В тот год Литва войны боялась. Не было денег, а король — стареющий, ослабленный гульбой — пораспустил хозяйство и людей. Драб — пеший воин — стоил сорок злотых в год. Дошло до того, что Филон Кмита платил жалованье драбам из своего кармана. Но у него не о деньгах душа болела, а о родине. Теперь, ведая разведкой на границе, он лучше остальных присутствующих знал, в какую цену обошёлся московитам разгром своей земли.
— Доносит мене шпеги мои, — доложил он, — что Казарин Дубровский, поставленный великим князем набирать посоху для прокладки гатей и мостов к нашим рубежам, взят на пытку. Будто он за богатые поминки крестьян с боярских земель не брал, а брал у государя, а тех немного набралось. То всё не так: посоху он набирал под Новгородом и Псковом, а после погромления тых земель посоха разбежалась. Северные дороги для московитов ныне непроходны, князь Александр то ведает не хуже нас.

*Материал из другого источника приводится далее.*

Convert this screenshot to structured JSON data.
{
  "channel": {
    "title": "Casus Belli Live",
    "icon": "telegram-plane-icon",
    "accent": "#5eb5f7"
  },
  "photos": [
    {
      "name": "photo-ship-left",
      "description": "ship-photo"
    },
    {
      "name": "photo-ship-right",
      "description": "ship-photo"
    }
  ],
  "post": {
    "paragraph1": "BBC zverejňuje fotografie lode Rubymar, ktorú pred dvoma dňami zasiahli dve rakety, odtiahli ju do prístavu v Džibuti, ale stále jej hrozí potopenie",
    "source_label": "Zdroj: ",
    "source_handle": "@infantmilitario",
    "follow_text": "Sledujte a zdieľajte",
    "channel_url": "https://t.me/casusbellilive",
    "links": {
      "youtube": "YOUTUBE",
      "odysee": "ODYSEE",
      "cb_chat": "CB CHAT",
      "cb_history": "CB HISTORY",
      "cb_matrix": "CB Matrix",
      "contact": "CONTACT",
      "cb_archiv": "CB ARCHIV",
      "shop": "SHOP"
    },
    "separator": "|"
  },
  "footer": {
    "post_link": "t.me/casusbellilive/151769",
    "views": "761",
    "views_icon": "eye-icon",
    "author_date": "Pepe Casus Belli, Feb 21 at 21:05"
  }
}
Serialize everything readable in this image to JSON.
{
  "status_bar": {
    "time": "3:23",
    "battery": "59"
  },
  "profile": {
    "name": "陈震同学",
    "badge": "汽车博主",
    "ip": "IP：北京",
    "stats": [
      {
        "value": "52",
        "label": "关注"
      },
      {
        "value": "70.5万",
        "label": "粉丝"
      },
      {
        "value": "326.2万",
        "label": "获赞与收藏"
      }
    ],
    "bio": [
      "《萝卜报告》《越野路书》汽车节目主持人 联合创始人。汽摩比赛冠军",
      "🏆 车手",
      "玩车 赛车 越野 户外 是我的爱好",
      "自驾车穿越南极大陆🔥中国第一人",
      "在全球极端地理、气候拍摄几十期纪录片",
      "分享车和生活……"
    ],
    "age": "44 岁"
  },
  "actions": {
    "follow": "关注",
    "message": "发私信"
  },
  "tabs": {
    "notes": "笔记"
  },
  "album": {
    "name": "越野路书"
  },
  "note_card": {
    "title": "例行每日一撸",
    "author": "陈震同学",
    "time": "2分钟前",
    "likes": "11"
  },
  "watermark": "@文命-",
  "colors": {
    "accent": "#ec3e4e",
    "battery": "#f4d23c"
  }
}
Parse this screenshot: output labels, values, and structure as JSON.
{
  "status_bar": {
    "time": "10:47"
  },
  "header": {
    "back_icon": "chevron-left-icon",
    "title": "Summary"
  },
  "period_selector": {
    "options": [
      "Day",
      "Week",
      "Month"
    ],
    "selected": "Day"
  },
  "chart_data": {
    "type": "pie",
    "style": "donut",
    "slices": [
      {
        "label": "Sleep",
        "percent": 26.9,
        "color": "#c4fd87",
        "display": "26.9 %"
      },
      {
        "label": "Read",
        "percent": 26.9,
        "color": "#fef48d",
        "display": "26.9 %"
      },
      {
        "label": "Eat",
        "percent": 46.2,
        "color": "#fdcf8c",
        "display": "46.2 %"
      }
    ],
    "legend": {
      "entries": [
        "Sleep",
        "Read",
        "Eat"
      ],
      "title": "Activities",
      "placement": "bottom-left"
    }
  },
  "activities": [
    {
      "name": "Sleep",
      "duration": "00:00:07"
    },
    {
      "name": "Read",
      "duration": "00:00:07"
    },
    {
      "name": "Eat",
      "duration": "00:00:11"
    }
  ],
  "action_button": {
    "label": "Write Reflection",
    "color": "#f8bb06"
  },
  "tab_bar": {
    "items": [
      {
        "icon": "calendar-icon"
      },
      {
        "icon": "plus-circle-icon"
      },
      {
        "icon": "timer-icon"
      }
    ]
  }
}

Полубенский, вытянув к огню длинные руки со слегка дрожащими пальцами, кивнул:
— Пустыня. Кто спасения алчет, может построить келью. Тольки я не советую — с голоду пропадёт. Я бы не повёл и сотни драбов по их земле.
Довольный Кмита заключил:
— То мы за живота господарского, в недостатку своей силы, фортелями есмо наробили, панове! И далее надо измышлять иные фортели, бо московит душою прост, клюёт на них.
Марк Сарыхозин, бежавший в Литву с князем Курбским[7]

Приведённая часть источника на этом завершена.